Mit Jorge Bergoglio kommt zum ersten Mal ein Papst aus Lateinamerika. Bereits beim letzten Konklave 2005 war der argentinische Jesuit der stärkste Kontrahent Joseph Ratzingers gewesen. Mit 76 Jahren und seiner etwas gebrechlichen Gesundheit ging er in die neue Papstwahl eher als Außenseiter unter den Favoriten. Er wird oft auch Kardinal der Armen genannt.

Internationale Freude über die Wahl des neuen Papstes

UN-Generalsekretär Ban Ki Moon gratulierte dem neuen Papst und allen Katholiken weltweit. "Ich freue mich auf die Fortführung der Zusammenarbeit zwischen den Vereinten Nationen und dem Vatikan unter der weisen Führung von seiner Heiligkeit, Papst Franziskus", sagte Ban. "Wir teilen gemeinsame Ziele – vom Einsatz für Frieden, soziale Gerechtigkeit und Menschenrechte, bis zum Kampf gegen Armut und Hunger, alles wichtige Elemente der nachhaltigen Entwicklung." Er sei überzeugt, sagte Ban weiter, dass der neue Papst sich wie sein Vorgänger für den Dialog zwischen den Religionen einsetzen werde.

Auch EU-Kommissionschef José Manuel Barroso und EU-Ratspräsident Herman Van Rompuy zeigten sich erfreut über die Papstwahl. "Wir wünschen Ihnen ein langes und gesegnetes Pontifikat, das Eurer Heiligkeit und der katholischen Kirche erlauben wird, die Grundrechte des Friedens, der Solidarität und der Menschenwürde zu verteidigen und zu fördern", schrieben die beiden EU-Spitzenpolitiker.

Bundeskanzlerin Angela Merkel gratulierte besonders den Christen in Lateinamerika dazu, dass erstmals "einer der Ihren an die Spitze der Katholischen Kirche berufen worden ist". "Weit über die katholische Christenheit hinaus erwarten viele von ihm Orientierung, nicht nur in Glaubensfragen, sondern auch, wenn es um Frieden, Gerechtigkeit, die Bewahrung der Schöpfung geht", sagte Merkel. Sie wünsche Papst Franziskus Gesundheit und Kraft für seinen Dienst am Glauben und zum Wohl der Menschen.

Weißer Rauch um 19.05 Uhr

Aus dem Schornstein der Sixtinischen Kapelle war nach dem fünften Wahlgang um 19.05 Uhr weißer Rauch aufgestiegen – das Zeichen, dass die Wahl des neuen Papstes erfolgreich war. Zugleich läuteten die Glocken im Petersdom.
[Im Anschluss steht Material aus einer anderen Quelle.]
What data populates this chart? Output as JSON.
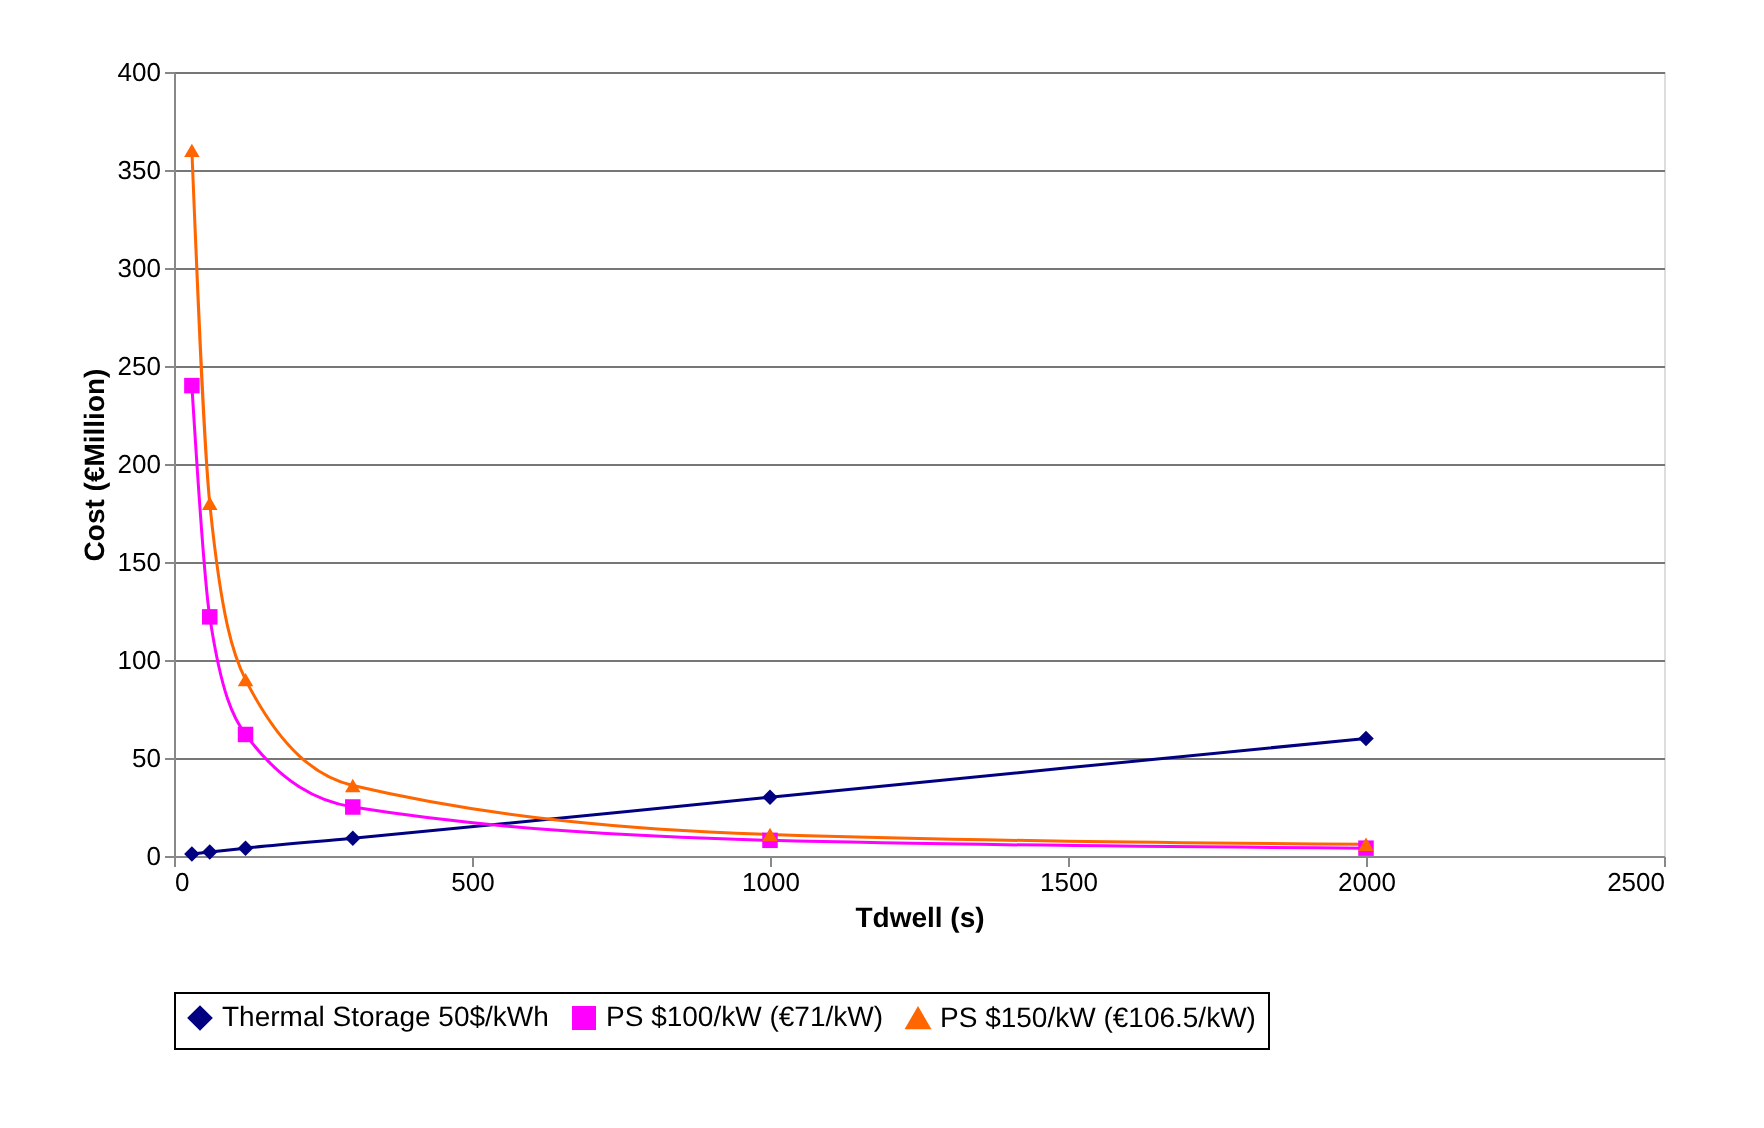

Mit dem Aufsteigen des weißen Rauchs setzte Jubel der bei Regen und Wind auf dem Petersplatz wartenden Gläubigen ein. Die Kardinäle trafen ihre Entscheidung schneller als erwartet – erst am Dienstagnachmittag hatten sie sich in die Sixtinische Kapelle zu den Beratungen zurückgezogen.

Papst Benedikt war Ende Februar als erstes Oberhaupt der römisch-katholischen Kirche seit etwa 600 Jahren zurückgetreten. Der 85-Jährige Deutsche hatte die Entscheidung mit seinem fortgeschrittenen Alter begründet.